Auf aramäisch heißen sie die »drei Wochen der Bestrafung«. Das ist ganz
deutlich. Es ist eine allgemeine Trauerzeit, strenger als die während der
Omertage. Dann zieht man keine neuen Kleider zum ersten Mal an. Denn das
wirkt belebend und weckt ein freudiges Gefühl. Außerdem müsste dann ein
Segensspruch, eine Danksagung an Gott gesagt werden: »Gelobt seist du,
Ewiger, unser Gott, König der Welt, der du uns hast Leben und Erhaltung
gegeben und uns hast diese Zeit erreichen lassen.« Das würde sich doch etwas
merkwürdig ausnehmen. Wer könnte sich schon zu einer Zeit der nationalen
Sorge freuen?
Aus dem gleichen Grund isst man während dieser »drei Wochen« auch kein
Frühobst. Jede persönliche Freude tritt vor der nationalen Trauer zurück.
Man verzichtet auf jede Feier. Es finden keine Hochzeiten statt. Man macht
weder selbst Musik, noch spielt man sie. Auch die äußere Erscheinung wird
nicht gepflegt. Man lässt das Haar wachsen, der Bart wird nicht entfernt.
Bei einigen sogar drei Wochen lang. Hier sind die Bräuche unterschiedlich.
Der Beginn des Monats Aw
Zu Beginn des Monats Aw vertieft
sich die Trauer. Das beeinflusst sogar die Mahlzeiten. Während der neun Tage
kommen weder Fleisch noch Fleischgerichte auf den Tisch.
Auch keine Speisen, die tierisches Fett enthalten. Man isst nur die
sogenannten milchigen Speisen. Natürlich trinkt man auch keinen Wein. Denn
Wein und Fleisch gelten als typische Bestandteile festlicher Mahlzeiten.
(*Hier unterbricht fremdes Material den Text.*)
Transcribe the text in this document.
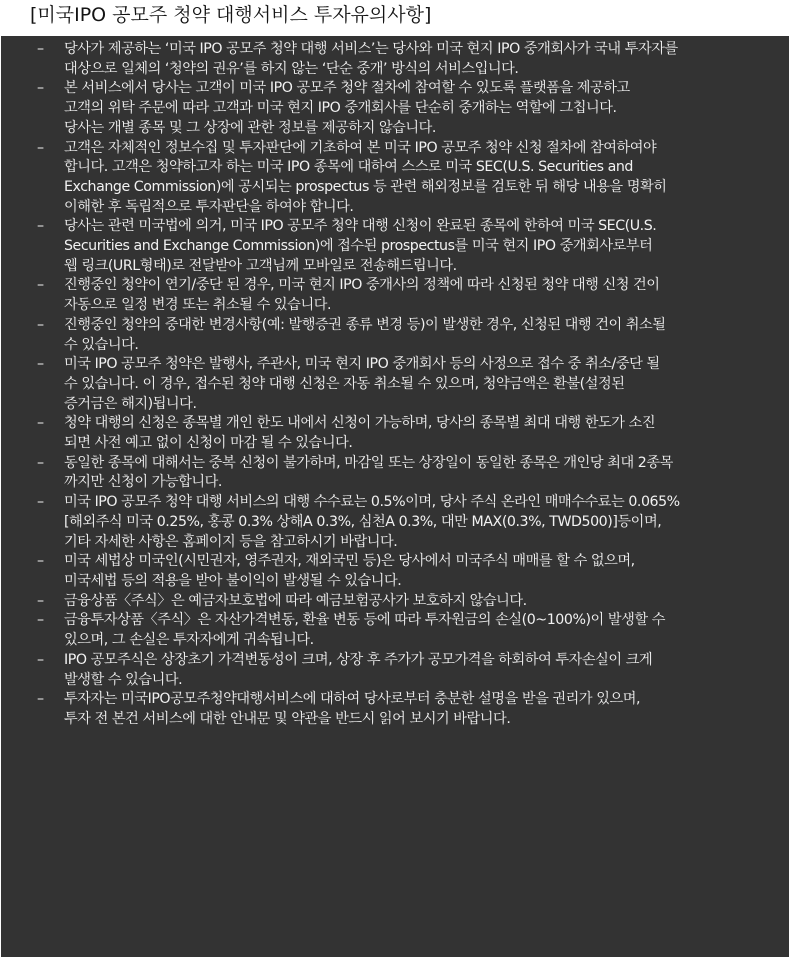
[미국IPO 공모주 청약 대행서비스 투자유의사항]
– 당사가 제공하는 ‘미국 IPO 공모주 청약 대행 서비스’는 당사와 미국 현지 IPO 중개회사가 국내 투자자를
대상으로 일체의 ‘청약의 권유’를 하지 않는 ‘단순 중개’ 방식의 서비스입니다.
– 본 서비스에서 당사는 고객이 미국 IPO 공모주 청약 절차에 참여할 수 있도록 플랫폼을 제공하고
고객의 위탁 주문에 따라 고객과 미국 현지 IPO 중개회사를 단순히 중개하는 역할에 그칩니다.
당사는 개별 종목 및 그 상장에 관한 정보를 제공하지 않습니다.
– 고객은 자체적인 정보수집 및 투자판단에 기초하여 본 미국 IPO 공모주 청약 신청 절차에 참여하여야
합니다. 고객은 청약하고자 하는 미국 IPO 종목에 대하여 스스로 미국 SEC(U.S. Securities and
Exchange Commission)에 공시되는 prospectus 등 관련 해외정보를 검토한 뒤 해당 내용을 명확히
이해한 후 독립적으로 투자판단을 하여야 합니다.
– 당사는 관련 미국법에 의거, 미국 IPO 공모주 청약 대행 신청이 완료된 종목에 한하여 미국 SEC(U.S.
Securities and Exchange Commission)에 접수된 prospectus를 미국 현지 IPO 중개회사로부터
웹 링크(URL형태)로 전달받아 고객님께 모바일로 전송해드립니다.
– 진행중인 청약이 연기/중단 된 경우, 미국 현지 IPO 중개사의 정책에 따라 신청된 청약 대행 신청 건이
자동으로 일정 변경 또는 취소될 수 있습니다.
– 진행중인 청약의 중대한 변경사항(예: 발행증권 종류 변경 등)이 발생한 경우, 신청된 대행 건이 취소될
수 있습니다.
– 미국 IPO 공모주 청약은 발행사, 주관사, 미국 현지 IPO 중개회사 등의 사정으로 접수 중 취소/중단 될
수 있습니다. 이 경우, 접수된 청약 대행 신청은 자동 취소될 수 있으며, 청약금액은 환불(설정된
증거금은 해지)됩니다.
– 청약 대행의 신청은 종목별 개인 한도 내에서 신청이 가능하며, 당사의 종목별 최대 대행 한도가 소진
되면 사전 예고 없이 신청이 마감 될 수 있습니다.
– 동일한 종목에 대해서는 중복 신청이 불가하며, 마감일 또는 상장일이 동일한 종목은 개인당 최대 2종목
까지만 신청이 가능합니다.
– 미국 IPO 공모주 청약 대행 서비스의 대행 수수료는 0.5%이며, 당사 주식 온라인 매매수수료는 0.065%
[해외주식 미국 0.25%, 홍콩 0.3% 상해A 0.3%, 심천A 0.3%, 대만 MAX(0.3%, TWD500)]등이며,
기타 자세한 사항은 홈페이지 등을 참고하시기 바랍니다.
– 미국 세법상 미국인(시민권자, 영주권자, 재외국민 등)은 당사에서 미국주식 매매를 할 수 없으며,
미국세법 등의 적용을 받아 불이익이 발생될 수 있습니다.
– 금융상품〈주식〉은 예금자보호법에 따라 예금보험공사가 보호하지 않습니다.
– 금융투자상품〈주식〉은 자산가격변동, 환율 변동 등에 따라 투자원금의 손실(0~100%)이 발생할 수
있으며, 그 손실은 투자자에게 귀속됩니다.
– IPO 공모주식은 상장초기 가격변동성이 크며, 상장 후 주가가 공모가격을 하회하여 투자손실이 크게
발생할 수 있습니다.
– 투자자는 미국IPO공모주청약대행서비스에 대하여 당사로부터 충분한 설명을 받을 권리가 있으며,
투자 전 본건 서비스에 대한 안내문 및 약관을 반드시 읽어 보시기 바랍니다.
Außerdem knüpft dieser Brauch an die historische Tatsache an, dass in den
drei Wochen, als Staat und Tempel kurz vor dem Untergang standen, weder
Tier- noch Weinopfer auf den Altar gebracht wurden und die Menschen unter
Hunger und Durst litten.
Auch das Baden wird unterlassen, wenn es nur dem Vergnügen dient. Aber
Hygiene und Gesundheit dürfen selbstverständlich nicht geopfert werden, und
zwar nie, in keinem Fall.
Diese drei Wochen lasten wie ein dunkler Schatten auf dem Gottesdienst in
der Synagoge. Die Niedergeschlagenheit zeigt sich auch in der Art, wie die
Gebete gesagt werden. Und in der Woche des Tischa be-Aw, des neunten Aw,
müssen sogar die Thorarollen auf ihren Schmuck verzichten. Denn auch die
Thora trauert.
Wie schon gesagt, sind die Bräuche in den einzelnen Gemeinden und Ländern
verschieden. Die Liturgie für diesen Tag enthält Klagelieder, die von
mittelalterlichen Dichtern verfaßt wurden. Die deutschen Juden haben auch
Trauergesänge aus dem späten Mittelalter. Sie schildern die entsetzliche Not
der jüdischen Gemeinden in Deutschland, die während der Kreuzzüge zerstört
und deren Mitglieder grausam ermordet wurden, wie unter anderem die in
Speyer, Worms und Mainz. Auf dem Kreuzzug von 1463 gegen die Türken mussten
auch die Juden von Lemberg und Krakau Schweres erleiden.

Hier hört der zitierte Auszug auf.